Senior Manager Cyber Security Risk Management & Assurance ( CISM, CISSP, CRISC, IS GRC platform )

As our new Senior Manager Cyber Security Risk Management & Assurance you will ensure that the information security risk management program is adequate to identify and manage the information security and cybersecurity risks across the organization, facilitating compliance with regulatory requirements.

About Ahold Delhaize
We're Ahold Delhaize, one of the world's largest food retail groups and a leader in both supermarkets and e-commerce. Together with our 17 strong local retail brands in the United States, Europe and Indonesia, we make a meaningful difference in the lives of our brands' customers, our people and the world around us. We offer a highly dynamic, international work environment in which our associates thrive.

Your new work environment
As Ahold Delhaize and the field of Cyber Security evolve continuously, we encourage our associates to grow with us. Personal development and learning are vital. The more we learn, the better we're able to ensure that the rest of the organization learns and develops too. We're collaborative, ambitious and open, taking ownership of our work, and continuously challenge ourselves and each other. That said, we work hard and have lots of fun along the way, too.

You will be given the freedom and responsibility to take ownership of your work and broaden your horizons by working together with knowledgeable colleagues from different countries who have an abundance of expertise in many areas. We will continually invest in you and help you build on your talents and skills for the future.

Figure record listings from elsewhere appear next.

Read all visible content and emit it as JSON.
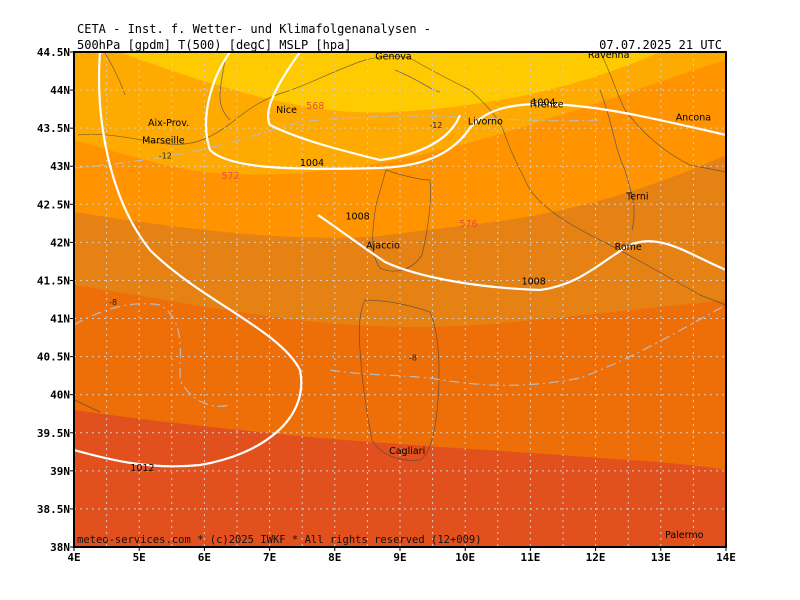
{
  "header": {
    "line1": "CETA - Inst. f. Wetter- und Klimafolgenanalysen -",
    "line2": "500hPa [gpdm] T(500) [degC] MSLP [hpa]",
    "datetime": "07.07.2025 21 UTC"
  },
  "footer": "meteo-services.com * (c)2025 IWKF * All rights reserved (12+009)",
  "axes": {
    "lat_labels": [
      "44.5N",
      "44N",
      "43.5N",
      "43N",
      "42.5N",
      "42N",
      "41.5N",
      "41N",
      "40.5N",
      "40N",
      "39.5N",
      "39N",
      "38.5N",
      "38N"
    ],
    "lon_labels": [
      "4E",
      "5E",
      "6E",
      "7E",
      "8E",
      "9E",
      "10E",
      "11E",
      "12E",
      "13E",
      "14E"
    ]
  },
  "colors": {
    "band_568": "#ffca00",
    "band_572": "#ffaa00",
    "band_576": "#ff9400",
    "band_580": "#e68214",
    "band_584": "#ee6e08",
    "band_588": "#e2501e",
    "isobar": "#ffffff",
    "height_label": "#e0503a",
    "grid": "#c8c8c8"
  },
  "cities": [
    {
      "name": "Genova",
      "lon": 8.9,
      "lat": 44.4
    },
    {
      "name": "Ravenna",
      "lon": 12.2,
      "lat": 44.42
    },
    {
      "name": "Firenze",
      "lon": 11.25,
      "lat": 43.77
    },
    {
      "name": "Nice",
      "lon": 7.26,
      "lat": 43.7
    },
    {
      "name": "Aix-Prov.",
      "lon": 5.45,
      "lat": 43.53
    },
    {
      "name": "Marseille",
      "lon": 5.37,
      "lat": 43.3
    },
    {
      "name": "Livorno",
      "lon": 10.31,
      "lat": 43.55
    },
    {
      "name": "Ancona",
      "lon": 13.5,
      "lat": 43.6
    },
    {
      "name": "Terni",
      "lon": 12.64,
      "lat": 42.56
    },
    {
      "name": "Ajaccio",
      "lon": 8.74,
      "lat": 41.92
    },
    {
      "name": "Rome",
      "lon": 12.5,
      "lat": 41.9
    },
    {
      "name": "Cagliari",
      "lon": 9.11,
      "lat": 39.22
    },
    {
      "name": "Palermo",
      "lon": 13.36,
      "lat": 38.12
    }
  ],
  "isobars": [
    {
      "label": "1004",
      "lon": 7.65,
      "lat": 43.0,
      "label2": "1004",
      "lon2": 11.2,
      "lat2": 43.8
    },
    {
      "label": "1008",
      "lon": 8.35,
      "lat": 42.3,
      "label2": "1008",
      "lon2": 11.05,
      "lat2": 41.45
    },
    {
      "label": "1012",
      "lon": 5.05,
      "lat": 39.0
    }
  ],
  "height_labels": [
    {
      "label": "568",
      "lon": 7.7,
      "lat": 43.75
    },
    {
      "label": "572",
      "lon": 6.4,
      "lat": 42.83
    },
    {
      "label": "576",
      "lon": 10.05,
      "lat": 42.2
    }
  ],
  "temp_labels": [
    {
      "label": "-12",
      "lon": 5.4,
      "lat": 43.1
    },
    {
      "label": "-12",
      "lon": 9.55,
      "lat": 43.5
    },
    {
      "label": "-8",
      "lon": 4.6,
      "lat": 41.18
    },
    {
      "label": "-8",
      "lon": 9.2,
      "lat": 40.45
    }
  ]
}
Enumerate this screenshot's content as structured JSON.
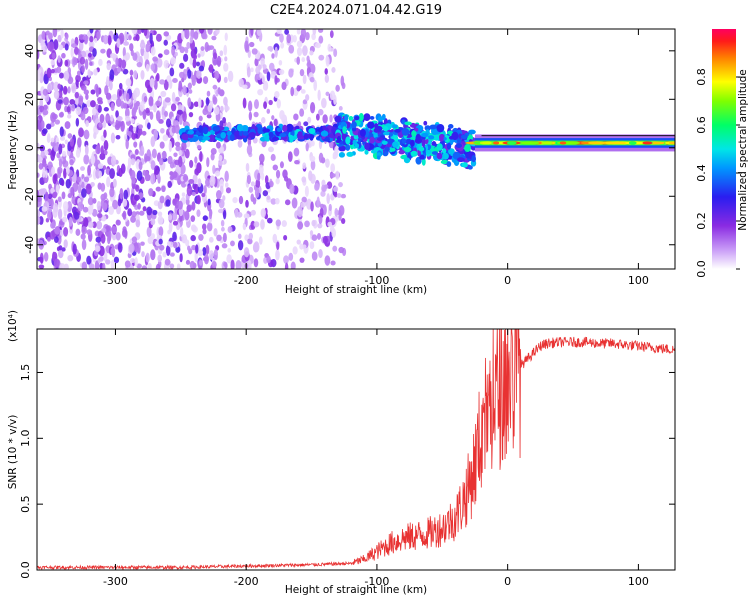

Key responsibilities of your role
Your role is highly diverse and encompasses various responsibilities. Here are the key ones:

• Lead the delivery, implementation, and continuous improvement of the Cyber Security Risk Management program.
• Establish a cyber security risk framework, and risk register aligned with the internal and external stakeholders.
• Advise senior leadership on risk management strategies, including risk mitigation, risk reduction, risk transfer, risk exception process and residual risk analysis.
• Lead the team on performing third-party supplier risk assessments to ensure supply chain risk is managed throughout the supplier's lifecycle.
• Lead the team on assessing and reporting on the risks and benefits for the business as well as mandates for supplier compliance.
• Support with review of information security sections within supplier contracts, identify gaps, and recommend security and data privacy content to close gaps.
• Maintain an inventory of relevant suppliers/vendors, controls, and risks for ongoing vendor risk management activities.
• Lead and manage the preparation for the cyber insurance policy.
• Work closely with control owners and internal and external auditors to ensure requests are addressed in a timely manner.
• Oversee and manage audits and assessments by regulatory bodies.
• Oversee cybersecurity internal audits and audit findings.
• Manage the budget allocations and associated financial forecasts relating to cybersecurity risk management, including hardware, software, and service providers.
• Ensure the Risk Management module of the IS GRC platform addresses the needs of the organization.
• Be part of the GRCO lead team and lead a team of 9 to 12 full-time and external associates across the regions.

Requirements
We think you'll be best geared for success if you meet the following requirements:

• Bachelor's degree or equivalent technical training in Information Technology, Information Systems Security, Cyber security, Business administration or related field (master's degree preferred).
• CISM, CISSP, CRISC or other relevant certifications are required.
• 10+ years of relevant IT and Information Security experience.
• 3+ years of people management experience, preferably in a multinational company.
• Advanced knowledge of industry authoritative sources such as NIST, COBIT, ISO standards and risk frameworks.
• Solid stakeholder management, communication and presentation skills.
• Strong results orientation to achieve goals.
• Familiarity with the retail industry.
• Familiarity with GRC platforms, security-related legal and regulatory requirements.
• Ability to act independently with minimal supervision.
• Excellent command of English language, both written and spoken.

What's in it for you?
Aside from what we ask of you in this role, we also have a great deal to offer you: plenty of growth opportunities and various cross-brand career options; flexible working hours; a hybrid working model (we ask you to spend at least 50% of your working time at the office); and the chance to drive meaningful change on a global scale. You can look forward to a good work-life balance, and the chance to work in an inclusive environment that wholeheartedly encourages growth and welcomes you just the way you are.

Plus:

• A gross annual salary between 100K-125K based on full-time employment.
• Attractive bonuses.
• A first-rate pension plan.
• 20 vacation days and the option to buy additional 12.5 days from your personal 'flex' budget.
• Travel expenses or an NS travel card.
• A laptop and smartphone.

Apply now!
Are you keen to join the Global Cyber Security team? Even if you don't tick all the boxes, but you still believe you have the personality and skills that make you a suitable candidate, we strongly encourage you to reach out to us. Apply now via the button on this page.

At Ahold Delhaize and our local brands, we broadly define diversity as being inclusive of thoughts and skills, generational differences, LGBTQ+, gender, race and ethnicity, disabilities, nationalities and more, and we accept all people for who they are.